Среди колонн Казанского собора. 1959
Владелец «Комсомольца» говорит:
– Пленками мы пользуемся из магазина.
– А какими пленками?
– Такими, в зеленых коробочках.
– Понятно, понятно. Как называется пленка, вы не помните?.. А называется она очень просто – «панхром», «изопанхром», «ортохром». Знаете ли вы разницу, между «ортохромом» и «изопанхромом»?.. Что ж, уровень мне ваш понятен. Будем работать, будем работать! На следующий урок вы все же принесите свои фотошедевры, потому что без этого кружок – не кружок.
– А когда будет следующее занятие? – вырвалось у меня.
– Через неделю, здесь же, в этот же час…
Я жил ожиданием встречи. Перерыл дом в поисках своих работ. Теперь вместо слова «фотокарточка» из меня вылетало «фоторабота». Нашел… Сухуми, пальма, под пальмой в море стоит теплоход «Победа» и еще нечто подобное…
Кинооператор стал рассматривать фотографии моих единомышленников. Кто был на листочках, свернутых в трубочки? Там были мамы, бабушки, сестры, братья. Все смотрели в объектив. Два уха, нос, взгляд вперед. У кого темные, у кого белые, маленькие такие, сморщенные фотографии. Я один отличался тем, что мои фотографии были прямые, ровные. Они лежали между страниц книги и выпрямились к моменту показа их к нашему наставнику. Посмотрев всю нашу самодеятельную коллекцию, он произнес:
– Вот эта работа мне нравится больше всего! – палец его указал на теплоход «Победа» под пальмой.
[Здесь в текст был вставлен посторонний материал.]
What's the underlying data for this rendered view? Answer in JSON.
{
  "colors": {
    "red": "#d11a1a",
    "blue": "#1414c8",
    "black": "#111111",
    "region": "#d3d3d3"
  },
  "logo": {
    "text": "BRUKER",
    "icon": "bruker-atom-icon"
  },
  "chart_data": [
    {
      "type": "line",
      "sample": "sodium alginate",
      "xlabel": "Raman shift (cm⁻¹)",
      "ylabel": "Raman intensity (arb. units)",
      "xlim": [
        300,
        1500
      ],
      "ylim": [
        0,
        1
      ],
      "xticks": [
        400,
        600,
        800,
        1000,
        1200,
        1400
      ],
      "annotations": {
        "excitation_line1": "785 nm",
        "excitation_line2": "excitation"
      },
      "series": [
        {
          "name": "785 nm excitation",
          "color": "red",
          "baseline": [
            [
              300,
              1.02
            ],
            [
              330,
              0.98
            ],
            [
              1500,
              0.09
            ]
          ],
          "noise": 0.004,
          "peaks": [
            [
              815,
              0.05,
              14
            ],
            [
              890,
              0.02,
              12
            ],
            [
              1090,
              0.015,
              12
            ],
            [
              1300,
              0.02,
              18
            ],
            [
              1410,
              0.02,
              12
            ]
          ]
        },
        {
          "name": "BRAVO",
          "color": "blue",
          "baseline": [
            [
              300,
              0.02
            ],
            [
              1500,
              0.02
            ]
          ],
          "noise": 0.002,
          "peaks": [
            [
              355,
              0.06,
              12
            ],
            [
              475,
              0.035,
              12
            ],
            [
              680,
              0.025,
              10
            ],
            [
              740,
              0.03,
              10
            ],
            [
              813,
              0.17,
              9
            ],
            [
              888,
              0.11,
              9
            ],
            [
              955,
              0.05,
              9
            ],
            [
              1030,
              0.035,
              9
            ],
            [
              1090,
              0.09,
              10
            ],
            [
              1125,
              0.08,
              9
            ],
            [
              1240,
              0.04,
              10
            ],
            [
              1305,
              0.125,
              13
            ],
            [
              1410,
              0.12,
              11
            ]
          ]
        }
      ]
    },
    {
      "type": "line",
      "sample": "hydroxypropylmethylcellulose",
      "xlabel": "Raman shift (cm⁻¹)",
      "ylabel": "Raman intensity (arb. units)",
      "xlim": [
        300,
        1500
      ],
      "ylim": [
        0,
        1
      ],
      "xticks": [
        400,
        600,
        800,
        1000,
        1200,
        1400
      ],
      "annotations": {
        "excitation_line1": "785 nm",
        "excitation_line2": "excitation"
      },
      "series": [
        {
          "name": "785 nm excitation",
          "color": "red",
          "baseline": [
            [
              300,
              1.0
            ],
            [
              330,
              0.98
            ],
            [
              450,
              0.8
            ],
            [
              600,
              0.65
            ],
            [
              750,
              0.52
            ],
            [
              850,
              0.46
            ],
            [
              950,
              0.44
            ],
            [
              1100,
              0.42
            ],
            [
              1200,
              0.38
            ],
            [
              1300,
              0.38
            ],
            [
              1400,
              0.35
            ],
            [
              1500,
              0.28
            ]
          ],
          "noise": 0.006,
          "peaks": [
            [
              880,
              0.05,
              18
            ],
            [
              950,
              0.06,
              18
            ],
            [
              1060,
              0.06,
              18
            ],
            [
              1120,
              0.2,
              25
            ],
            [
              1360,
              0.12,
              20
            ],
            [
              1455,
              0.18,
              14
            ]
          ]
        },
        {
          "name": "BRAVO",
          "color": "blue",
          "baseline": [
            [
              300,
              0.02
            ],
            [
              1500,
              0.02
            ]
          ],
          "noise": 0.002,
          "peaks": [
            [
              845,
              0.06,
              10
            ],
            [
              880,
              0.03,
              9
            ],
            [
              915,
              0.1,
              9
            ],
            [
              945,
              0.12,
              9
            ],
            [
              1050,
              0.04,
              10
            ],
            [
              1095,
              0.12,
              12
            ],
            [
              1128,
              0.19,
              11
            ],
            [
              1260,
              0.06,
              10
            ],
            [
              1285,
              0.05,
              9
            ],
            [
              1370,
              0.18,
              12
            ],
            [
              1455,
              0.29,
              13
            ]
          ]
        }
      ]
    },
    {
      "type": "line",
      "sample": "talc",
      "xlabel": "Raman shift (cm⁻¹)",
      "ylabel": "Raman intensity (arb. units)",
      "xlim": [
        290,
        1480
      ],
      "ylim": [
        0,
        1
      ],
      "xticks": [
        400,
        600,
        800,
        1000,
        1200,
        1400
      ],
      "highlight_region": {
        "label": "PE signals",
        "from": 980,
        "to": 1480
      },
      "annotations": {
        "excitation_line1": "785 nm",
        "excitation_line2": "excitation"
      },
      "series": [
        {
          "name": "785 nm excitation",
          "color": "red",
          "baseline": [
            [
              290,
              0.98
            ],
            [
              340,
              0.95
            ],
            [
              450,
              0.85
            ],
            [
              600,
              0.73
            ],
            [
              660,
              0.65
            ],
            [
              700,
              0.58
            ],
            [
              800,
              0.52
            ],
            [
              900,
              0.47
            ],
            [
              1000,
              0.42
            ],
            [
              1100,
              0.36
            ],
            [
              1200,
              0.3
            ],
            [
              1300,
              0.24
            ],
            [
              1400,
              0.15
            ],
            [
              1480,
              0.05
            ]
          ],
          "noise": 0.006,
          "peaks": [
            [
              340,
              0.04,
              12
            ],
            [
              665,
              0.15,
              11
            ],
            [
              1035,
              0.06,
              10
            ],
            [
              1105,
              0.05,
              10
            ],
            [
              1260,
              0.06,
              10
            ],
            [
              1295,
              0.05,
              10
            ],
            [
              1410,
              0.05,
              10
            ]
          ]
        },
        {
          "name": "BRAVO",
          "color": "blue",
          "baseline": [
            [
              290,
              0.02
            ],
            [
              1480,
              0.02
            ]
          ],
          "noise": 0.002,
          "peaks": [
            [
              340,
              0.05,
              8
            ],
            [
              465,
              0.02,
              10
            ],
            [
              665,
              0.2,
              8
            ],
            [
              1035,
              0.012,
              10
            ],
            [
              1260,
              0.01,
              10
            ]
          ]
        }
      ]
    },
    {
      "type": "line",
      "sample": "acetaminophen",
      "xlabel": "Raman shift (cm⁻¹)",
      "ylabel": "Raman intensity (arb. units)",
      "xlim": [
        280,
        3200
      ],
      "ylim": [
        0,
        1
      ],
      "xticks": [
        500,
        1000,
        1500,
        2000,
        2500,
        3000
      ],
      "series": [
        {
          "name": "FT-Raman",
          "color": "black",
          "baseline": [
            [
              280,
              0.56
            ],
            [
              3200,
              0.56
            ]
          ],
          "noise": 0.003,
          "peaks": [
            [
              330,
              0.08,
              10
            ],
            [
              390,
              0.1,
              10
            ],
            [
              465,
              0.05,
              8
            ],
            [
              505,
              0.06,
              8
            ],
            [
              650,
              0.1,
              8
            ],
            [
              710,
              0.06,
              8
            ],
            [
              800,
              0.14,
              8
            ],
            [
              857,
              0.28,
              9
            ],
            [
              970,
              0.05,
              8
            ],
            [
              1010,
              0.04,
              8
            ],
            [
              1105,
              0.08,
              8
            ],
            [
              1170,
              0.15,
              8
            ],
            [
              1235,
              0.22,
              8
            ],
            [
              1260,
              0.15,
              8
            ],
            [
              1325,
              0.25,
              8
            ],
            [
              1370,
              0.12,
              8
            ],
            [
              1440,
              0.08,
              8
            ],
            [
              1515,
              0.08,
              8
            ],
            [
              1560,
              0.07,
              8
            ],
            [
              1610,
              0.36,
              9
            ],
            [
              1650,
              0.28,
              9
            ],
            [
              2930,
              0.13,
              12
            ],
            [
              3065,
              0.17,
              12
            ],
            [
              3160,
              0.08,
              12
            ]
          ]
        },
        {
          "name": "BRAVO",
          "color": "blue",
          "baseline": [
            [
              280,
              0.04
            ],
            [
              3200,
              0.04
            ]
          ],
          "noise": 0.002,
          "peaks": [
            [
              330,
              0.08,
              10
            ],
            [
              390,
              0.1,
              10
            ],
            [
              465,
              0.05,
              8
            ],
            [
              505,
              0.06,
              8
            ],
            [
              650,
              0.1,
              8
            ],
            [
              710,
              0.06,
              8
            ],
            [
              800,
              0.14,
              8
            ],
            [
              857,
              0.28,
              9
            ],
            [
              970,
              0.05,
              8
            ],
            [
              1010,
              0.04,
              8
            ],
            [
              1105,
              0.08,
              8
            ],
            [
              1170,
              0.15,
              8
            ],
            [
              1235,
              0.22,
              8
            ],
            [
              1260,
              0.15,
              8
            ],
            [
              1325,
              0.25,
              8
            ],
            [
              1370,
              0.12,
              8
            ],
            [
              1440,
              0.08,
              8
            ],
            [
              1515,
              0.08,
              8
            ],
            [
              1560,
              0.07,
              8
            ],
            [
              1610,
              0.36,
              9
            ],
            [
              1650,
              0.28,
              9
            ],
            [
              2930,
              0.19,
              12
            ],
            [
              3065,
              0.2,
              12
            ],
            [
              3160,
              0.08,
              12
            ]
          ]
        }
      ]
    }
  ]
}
Моя грудь стала дыбиться, плечи мои расправились, и я произнес:
– Да-да, конечно!
Все посмотрели на меня. Тоном мэтра волшебник сказал:
– М-м… какой интересный объектив в твоем фотоаппарате.
Я почему-то возразил:
– Но он же нерезкий.
– В этом все дело… У тебя он нерезкий не потому, что он нерезкий, а потому что ты так сделал. Но ты это сделал неосмысленно. Резкость объектива – это работа фирмы, а изображение создает автор. Так вот, изображение может быть резким и нерезким, в зависимости от сюжета. У тебя пейзаж, и он как бы в дымке, он чувственный. Как называется объектив твоего фотоаппарата?
– «Индустар».
– А-а, Tessar, значит.
Что такое Tessar, для меня было совершенно непонятно. Какое-то иностранное слово с двумя «с».
Я начал спорить:
– Да нет, это «Индустар».
– «Индустар» – называние объектива, а Tessar – это название конструкции. Tessar – это значит четыре линзы. Triotar – это три линзы, а Tessar – это усложненный триплет – четыре линзы. Эта конструкция дает резкое, качественное изображение. Так вот, у тебя изображение пластифицированное, наподобие изображения, которое дает объектив под названием Cooke.
Магистр линз поплыл перед моими глазами.